Alps Alpine will continue the environmental conservation activities we have pursued so far and endeavor to evaluate and disclose impacts of our business activities on nature through frameworks such as the Taskforce on Nature-related Financial Disclosures (TNFD).

Biodiversity Conservation Action Policy

Help conserve threatened species and their habitats in areas where we operate through participation in local biodiversity conservation activities

IBAT Analysis

We used biodiversity assessment tool IBAT to analyze the situation of threatened species and conservation areas around our global production bases with reference to information for those locations.
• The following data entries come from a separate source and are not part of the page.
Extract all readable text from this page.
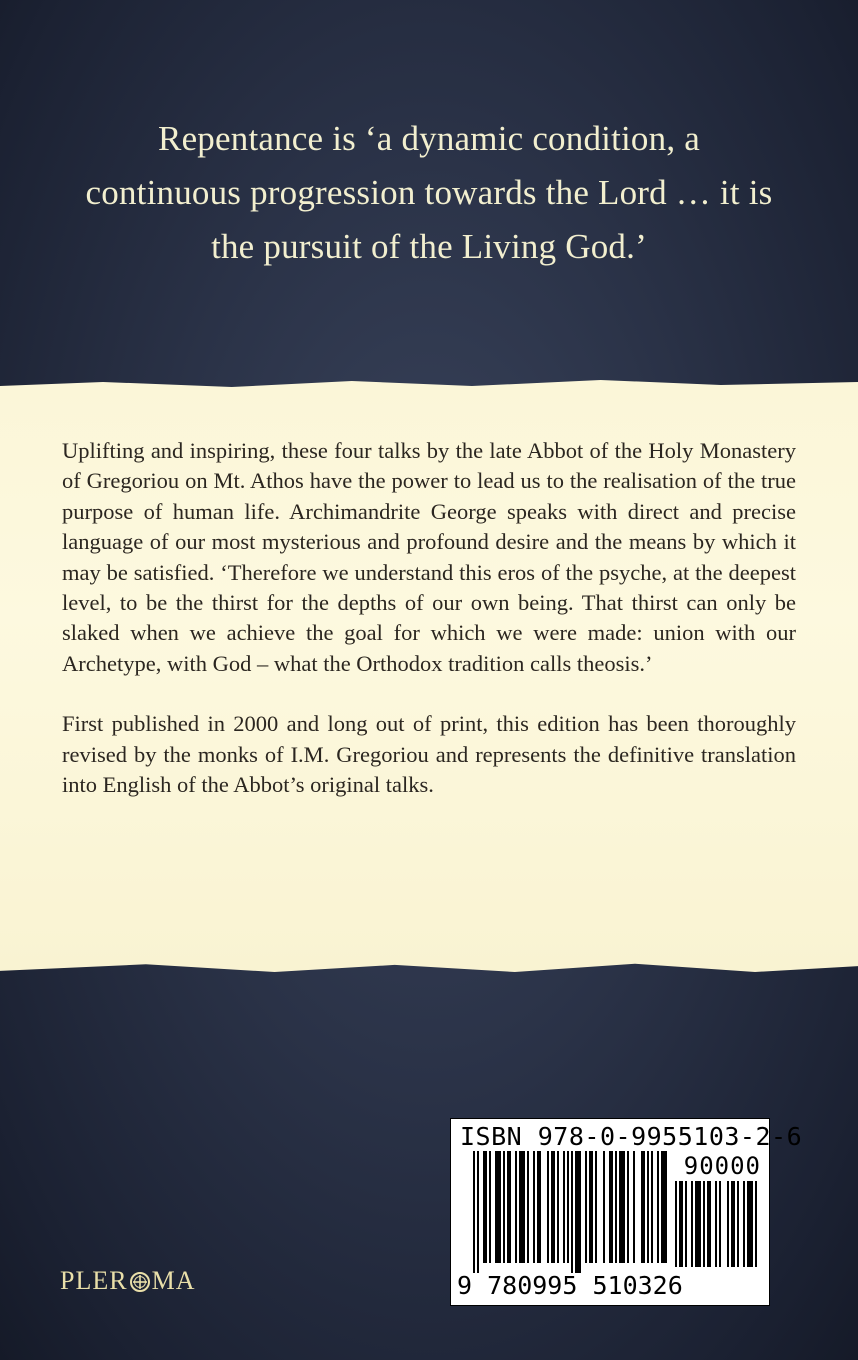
Repentance is ‘a dynamic condition, a
continuous progression towards the Lord … it is
the pursuit of the Living God.’

Uplifting and inspiring, these four talks by the late Abbot of the Holy Monastery of Gregoriou on Mt. Athos have the power to lead us to the realisation of the true purpose of human life. Archimandrite George speaks with direct and precise language of our most mysterious and profound desire and the means by which it may be satisfied. ‘Therefore we understand this eros of the psyche, at the deepest level, to be the thirst for the depths of our own being. That thirst can only be slaked when we achieve the goal for which we were made: union with our Archetype, with God – what the Orthodox tradition calls theosis.’

First published in 2000 and long out of print, this edition has been thoroughly revised by the monks of I.M. Gregoriou and represents the definitive translation into English of the Abbot’s original talks.

PLER MA
ISBN 978-0-9955103-2-6
90000
9 780995 510326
Assessment of Threatened Species Around Global Production Bases

Category North America Europe Southeast Asia East Asia
(excl. Japan)
Japan
No. of threatened species
(CR,EN,VU)
26 258 620 772 483
No. of near threatened species
(NT)
26 159 264 268 334
Others
(LC,DD)
882 737 1715 5081 7584
No. of protected areas 12 736 49 163 655
No. of Key Biodiversity Areas 0 14 5 17 35
IUCN Status
CR: Critically endangered
EN: Endangered
VU: Vulnerable
NT: Near threatened
LC: Least concern
DD: Data deficient

30by30 Alliance for Biodiversity

Alps Alpine joined the 30by30 Alliance for Biodiversity in July 2024.
The “30by30” target of the Alliance means efficient conservation of at least 30% of land and sea areas as healthy ecosystems by 2030 with aims to halt and reverse biodiversity loss (become “nature positive”) by 2030.
The 30by30 Alliance for Biodiversity was established to pursue the 30by30 target. Its purpose is to expand national parks, to register and promote the conservation of land protected by corporations, local governments and NPOs as “other effective area-based conservation measures,” or OECMs, and to actively disseminate information about those activities.
Alps Alpine agrees with these ambitions and carries out its own independent initiatives to help achieve the “nature positive” goal.